Sudan faces deadly clashes, humanitarian crisis as WFP stops operations

Sami Hegazi
3 Min Read

About 35 people died on Friday and more than 150 Sudanese were injured in air raids on Omdurman, a city in the Sudanese capital, and Nyala in the western Darfur region. In Omdurman, an air raid killed six people from one family in the Al-Salha neighborhood.

The Democratic Observatory for Human Rights in Darfur (a legal body) blamed Air Forces for the bombing of Nyala, saying it launched four airstrikes on residential areas, killing and injuring dozens.

The Observatory said that nine people, including children and women, died in one area alone, and many others were killed and injured in other areas of the city, which has been under the control of the Rapid Support Forces (RSF) for about two months.

The attacks intensified on Thursday and Friday between the Sudanese army and the RSF in several parts of the capital and other cities in Darfur, leading to a severe humanitarian situation.

The states of Northern, Eastern, and Central Sudan are seeing widespread recruitment and mobilization campaigns and arming civilians to support the army against the possible expansion of the RSF to new states after it took over the whole Gezira state.

The Foreign Minister of Djibouti, Mahmoud Ali Youssef, said that Djibouti is hosting a vital meeting for the Sudanese dialogue as the chair of the current session of the Intergovernmental Authority on Development (IGAD).

“Next week, Djibouti, as the president of IGAD, will facilitate the Sudanese dialogue and host the chair of the Sudanese sovereignty council, Abdel Fattah al-Burhan,” the Djiboutian minister wrote on his page on the X platform.

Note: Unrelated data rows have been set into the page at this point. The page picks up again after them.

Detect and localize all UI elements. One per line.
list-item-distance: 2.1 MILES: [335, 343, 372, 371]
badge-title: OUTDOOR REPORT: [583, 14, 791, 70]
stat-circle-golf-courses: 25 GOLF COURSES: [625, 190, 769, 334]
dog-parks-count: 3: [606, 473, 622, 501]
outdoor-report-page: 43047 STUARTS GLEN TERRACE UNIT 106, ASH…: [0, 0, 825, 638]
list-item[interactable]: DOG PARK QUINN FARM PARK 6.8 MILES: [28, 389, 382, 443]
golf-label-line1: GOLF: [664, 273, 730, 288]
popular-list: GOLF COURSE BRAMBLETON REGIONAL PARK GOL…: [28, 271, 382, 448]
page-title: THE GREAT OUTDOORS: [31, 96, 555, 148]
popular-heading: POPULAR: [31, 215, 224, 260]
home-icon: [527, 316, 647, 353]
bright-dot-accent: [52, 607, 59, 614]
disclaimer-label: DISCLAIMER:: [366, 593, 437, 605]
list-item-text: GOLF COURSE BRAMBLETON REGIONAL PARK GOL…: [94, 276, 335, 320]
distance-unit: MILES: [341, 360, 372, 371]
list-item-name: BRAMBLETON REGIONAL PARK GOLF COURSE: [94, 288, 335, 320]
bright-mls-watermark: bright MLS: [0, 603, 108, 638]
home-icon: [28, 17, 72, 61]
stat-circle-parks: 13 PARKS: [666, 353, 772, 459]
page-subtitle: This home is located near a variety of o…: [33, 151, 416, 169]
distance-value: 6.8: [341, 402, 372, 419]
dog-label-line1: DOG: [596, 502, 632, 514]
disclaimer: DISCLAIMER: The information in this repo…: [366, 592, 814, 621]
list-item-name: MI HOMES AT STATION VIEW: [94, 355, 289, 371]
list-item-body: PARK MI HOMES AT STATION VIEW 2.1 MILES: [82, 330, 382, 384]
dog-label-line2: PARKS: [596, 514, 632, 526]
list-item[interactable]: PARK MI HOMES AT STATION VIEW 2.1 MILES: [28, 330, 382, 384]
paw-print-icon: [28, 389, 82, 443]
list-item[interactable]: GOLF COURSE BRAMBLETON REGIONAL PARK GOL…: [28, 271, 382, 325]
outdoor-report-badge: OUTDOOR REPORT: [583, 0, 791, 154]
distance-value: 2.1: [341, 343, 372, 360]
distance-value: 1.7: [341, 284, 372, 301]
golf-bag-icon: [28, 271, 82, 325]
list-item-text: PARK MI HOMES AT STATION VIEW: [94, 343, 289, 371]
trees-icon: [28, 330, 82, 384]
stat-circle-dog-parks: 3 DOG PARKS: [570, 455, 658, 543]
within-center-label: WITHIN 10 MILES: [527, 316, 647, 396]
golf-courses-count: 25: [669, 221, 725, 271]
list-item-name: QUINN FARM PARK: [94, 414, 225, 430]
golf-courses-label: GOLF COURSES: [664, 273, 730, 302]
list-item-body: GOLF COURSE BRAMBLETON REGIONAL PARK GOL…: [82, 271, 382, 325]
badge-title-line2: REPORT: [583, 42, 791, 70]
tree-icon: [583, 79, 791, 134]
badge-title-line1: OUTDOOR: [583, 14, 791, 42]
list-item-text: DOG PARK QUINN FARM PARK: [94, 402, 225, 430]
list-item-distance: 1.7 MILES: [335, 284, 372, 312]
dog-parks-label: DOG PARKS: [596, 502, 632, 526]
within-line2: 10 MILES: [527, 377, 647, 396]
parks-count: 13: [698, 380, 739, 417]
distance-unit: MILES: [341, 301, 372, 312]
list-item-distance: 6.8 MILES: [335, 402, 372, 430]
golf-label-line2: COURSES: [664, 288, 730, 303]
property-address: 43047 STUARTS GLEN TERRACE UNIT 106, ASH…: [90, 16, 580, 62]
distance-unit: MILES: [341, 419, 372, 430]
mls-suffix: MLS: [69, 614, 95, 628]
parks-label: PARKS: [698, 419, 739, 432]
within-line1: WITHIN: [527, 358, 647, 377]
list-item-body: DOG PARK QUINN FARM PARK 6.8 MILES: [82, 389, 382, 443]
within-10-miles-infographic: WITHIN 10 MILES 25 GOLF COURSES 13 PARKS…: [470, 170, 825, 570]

The Sudanese Foreign Ministry said that the government of Sudan regrets the delay of the rebel militia in listening to reason and its refusal to stop the destruction of Sudan and its people. It stressed that Al-Burhan was eager to meet with Hemeti to end the Sudanese suffering caused by the militia rebellion.

Because of the clashes in Wad Madani, Gezira state, the United Nations World Food Programme (WFP), and Doctors Without Borders have suspended their operations in Gezira state, which threatens to worsen the humanitarian crisis in Sudan.

The WFP said in a statement on Saturday that it had to stop delivering aid in the state after a warehouse with enough supplies for 1.5 million people for a month was looted.